SAUDI Arabia promised yesterday not to flood the oil market with extra barrels even as OPEC failed to agree on output policy, with Iran insisting on the right to raise production steeply.

Tensions between the Sunni-led kingdom and the Shi’ite Islamic Republic have been the highlight of several previous OPEC meetings, including in December 2015 when the group failed to agree on a formal output target for the first time in years.

Tensions were less acute yesterday as Saudi Arabia’s new energy minister, Khalid al-Falih, showed Riyadh wanted to be more conciliatory and the Organization of the Petroleum Exporting Countries decided unanimously to appoint Nigeria’s Mohammed Barkindo as the group’s new secretary-general.

Several OPEC sources said Saudi Arabia and its Gulf allies had tried to propose a new collective ceiling in an attempt to repair OPEC’s waning importance and end a market-share battle that has sapped prices and cut investment.

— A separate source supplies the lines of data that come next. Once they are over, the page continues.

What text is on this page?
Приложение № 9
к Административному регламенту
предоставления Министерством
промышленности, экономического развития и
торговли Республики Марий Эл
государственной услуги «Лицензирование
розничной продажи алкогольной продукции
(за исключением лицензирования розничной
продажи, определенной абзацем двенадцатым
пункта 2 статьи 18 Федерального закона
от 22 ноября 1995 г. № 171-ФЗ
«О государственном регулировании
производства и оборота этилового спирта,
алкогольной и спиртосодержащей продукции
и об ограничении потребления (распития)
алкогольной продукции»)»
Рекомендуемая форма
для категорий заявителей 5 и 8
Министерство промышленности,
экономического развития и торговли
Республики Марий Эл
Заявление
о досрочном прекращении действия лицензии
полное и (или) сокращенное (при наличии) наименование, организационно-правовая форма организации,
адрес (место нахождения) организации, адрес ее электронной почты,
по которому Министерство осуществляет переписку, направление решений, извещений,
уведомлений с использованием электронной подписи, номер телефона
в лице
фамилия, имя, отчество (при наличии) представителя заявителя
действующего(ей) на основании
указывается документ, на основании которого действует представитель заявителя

But OPEC sources said the organization had failed to agree on output policy and set a new ceiling.

Despite the setback, Saudi Arabia moved to soothe market fears that failure to reach any deal would prompt OPEC’s largest producer, already pumping near record highs, to raise production further to punish rivals and gain additional market share.

“We will be very gentle in our approach and make sure we don’t shock the market in any way,” Falih said.

“There is no reason to expect that Saudi Arabia is going to go on a flooding campaign,” Falih said when asked whether Saudi Arabia could add more barrels to the market.

The market has grown increasingly used to OPEC clashes over the past two years as political foes Riyadh and Tehran fight proxy wars in Syria and Yemen.

Tehran has been the main stumbling block for OPEC to agree on output policy over the past year as the country boosted supplies despite calls from other members for a production freeze.

Tehran argues it should be allowed to raise production to levels seen before the imposition of now-ended Western sanctions over Iran’s nuclear program.

Iranian Oil Minister Bijan Zanganeh said Tehran would not support any new collective output ceiling and wanted the debate to focus on the production quotas of individual countries.

“Without country quotas, OPEC cannot control anything,” Zanganeh said. He insisted Tehran deserved a quota — based on historic output levels — of 14.5 percent of OPEC’s overall production.

OPEC is pumping 32.5 million barrels per day, which would give Iran a quota of 4.7 million bpd — well above its current production of 3.8 million, according to Tehran’s estimates, and 3.5 million, based on market estimates.